The Multiplication of the Loaves

Catholics are not really known for being Biblical scholars but I am gonna go out on a ledge here and say most of you can follow me if I ask you to recall the story about Jesus going to a town called Bethsaida where a crowd of 5,000 follows him. He speaks with them, heals them, and at the end of the day, the Apostles come, asking Jesus to send them away so they might find food, as they are growing hungry. “Feed them” Jesus instructs. To which the Apostles reply, “but we have only 5 loaves of bread and two fish.” Remember it? Here’s a hint, it was the Gospel reading on Sunday, Luke chapter 9, verses 11-17.

The multiplication of the loaves, it is often referred to as.
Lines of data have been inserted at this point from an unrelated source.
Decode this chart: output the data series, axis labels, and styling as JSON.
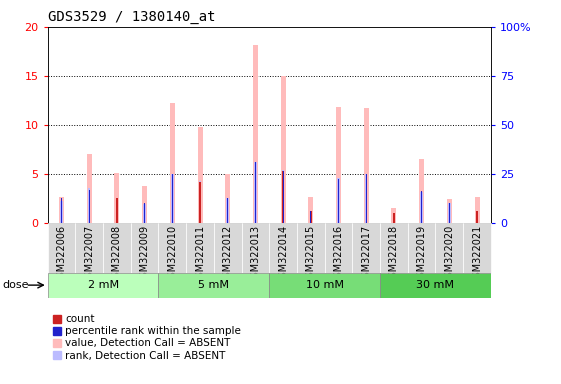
{
  "title": "GDS3529 / 1380140_at",
  "samples": [
    "GSM322006",
    "GSM322007",
    "GSM322008",
    "GSM322009",
    "GSM322010",
    "GSM322011",
    "GSM322012",
    "GSM322013",
    "GSM322014",
    "GSM322015",
    "GSM322016",
    "GSM322017",
    "GSM322018",
    "GSM322019",
    "GSM322020",
    "GSM322021"
  ],
  "count_values": [
    2.5,
    3.3,
    2.5,
    2.0,
    5.0,
    4.2,
    2.5,
    6.2,
    5.3,
    1.2,
    4.5,
    5.0,
    1.0,
    3.2,
    2.0,
    1.2
  ],
  "absent_value_bars": [
    2.6,
    7.0,
    5.1,
    3.7,
    12.2,
    9.8,
    5.0,
    18.2,
    15.0,
    2.6,
    11.8,
    11.7,
    1.5,
    6.5,
    2.4,
    2.6
  ],
  "absent_rank_bars": [
    2.2,
    3.5,
    2.4,
    1.9,
    5.0,
    4.3,
    2.5,
    6.2,
    5.4,
    1.2,
    4.6,
    5.0,
    1.0,
    3.1,
    2.0,
    1.1
  ],
  "doses": [
    {
      "label": "2 mM",
      "start": 0,
      "end": 4
    },
    {
      "label": "5 mM",
      "start": 4,
      "end": 8
    },
    {
      "label": "10 mM",
      "start": 8,
      "end": 12
    },
    {
      "label": "30 mM",
      "start": 12,
      "end": 16
    }
  ],
  "dose_colors": [
    "#bbffbb",
    "#99ee99",
    "#77dd77",
    "#55cc55"
  ],
  "ylim_left": [
    0,
    20
  ],
  "ylim_right": [
    0,
    100
  ],
  "yticks_left": [
    0,
    5,
    10,
    15,
    20
  ],
  "yticks_right": [
    0,
    25,
    50,
    75,
    100
  ],
  "color_count": "#cc2222",
  "color_rank": "#2222cc",
  "color_absent_value": "#ffbbbb",
  "color_absent_rank": "#bbbbff",
  "title_fontsize": 10,
  "tick_fontsize": 7,
  "legend_fontsize": 7.5,
  "bg_plot": "#ffffff",
  "bg_xticklabel": "#dddddd"
}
And like the falsehood that Mary Magdalene was a prostitute, this important story of the Bible is so often misread, and misinterpreted.

If you read the passage yourself, you will come to see, like I was taught a couple years ago, that no where in the Gospel does it mention a multiplication of anything. It only says they sat and they shared what they had and left full. The Peasants of Solentiname note that “The miracle was to persuade the owners of the bread to share it, that it was absurd for them to keep it all while the people were going hungry.”
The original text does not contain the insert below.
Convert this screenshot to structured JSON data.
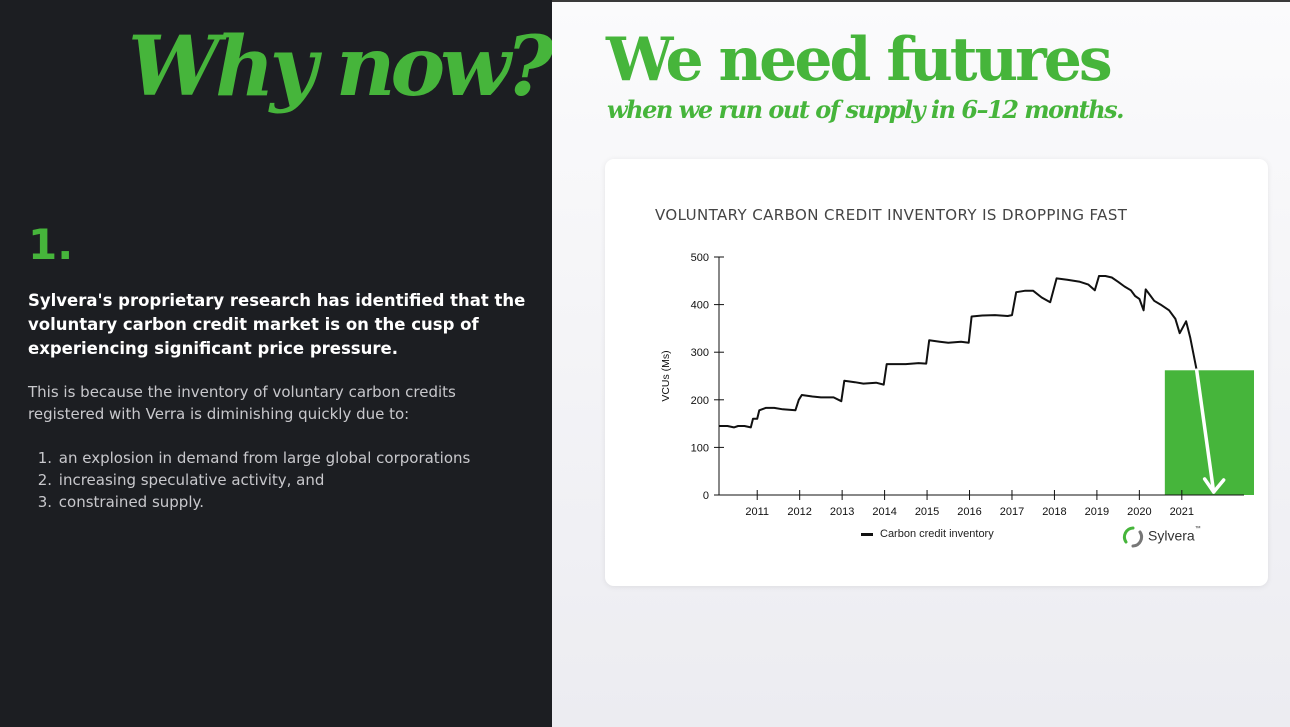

I was blessed to hear a wonderful homily yesterday to remind me about the powerful truth behind this Gospel message. I often wonder why I grew up, never having this truth revealed to me. Perhaps it was too much a temptation towards liberation theology for the mainstream Church, to emphasize not only charity, but solidarity. To share a penny if a penny is all you have.

The priest in my poor parish yesterday tried to imagine the story in our own context. Perhaps, he said, the people came together and pulled out their empanadas or what other little food they had, and together experienced the blessed and broken bread of Christ in ways we might struggle to imagine. It was a powerful idea to fill the Church hall with that day.

I just finished a book called Blood Brothers the other day. It deals with Iraqi veterans, amputated in the war, who come back to rebuild their lives. And it mentioned how everyday, one of the men had a tradition on his way to work to buy a coffee and sandwich for a homeless man he would see day after day. The symbolism is so powerful. It’s the idea that each of us has an obligation when our car stops under that underpass or we walk by the man in the shaggy clothes shaking a cup of change, to help. I came across this quote below while reading about Dorothy Day, an ordinary woman whose ordinary vision has created inspiration for millions of Catholics like myself. It gets to the true multiplication of the bread: us.

“Bread and truth, truth and bread, making the rounds. Today’s food would yield short of death (the death of the soul), to tomorrow’s hunger; the task would never end. But let tomorrow take care of itself; it was today’s hunger that must be met. Let us meet it. Let us multiply ourselves, in the youth, the workers, the poor, the street people, the excluded. All have the truth to offer; all can multiply bread, bake it, break it, pass it on.” Daniel Berrigan, S.J.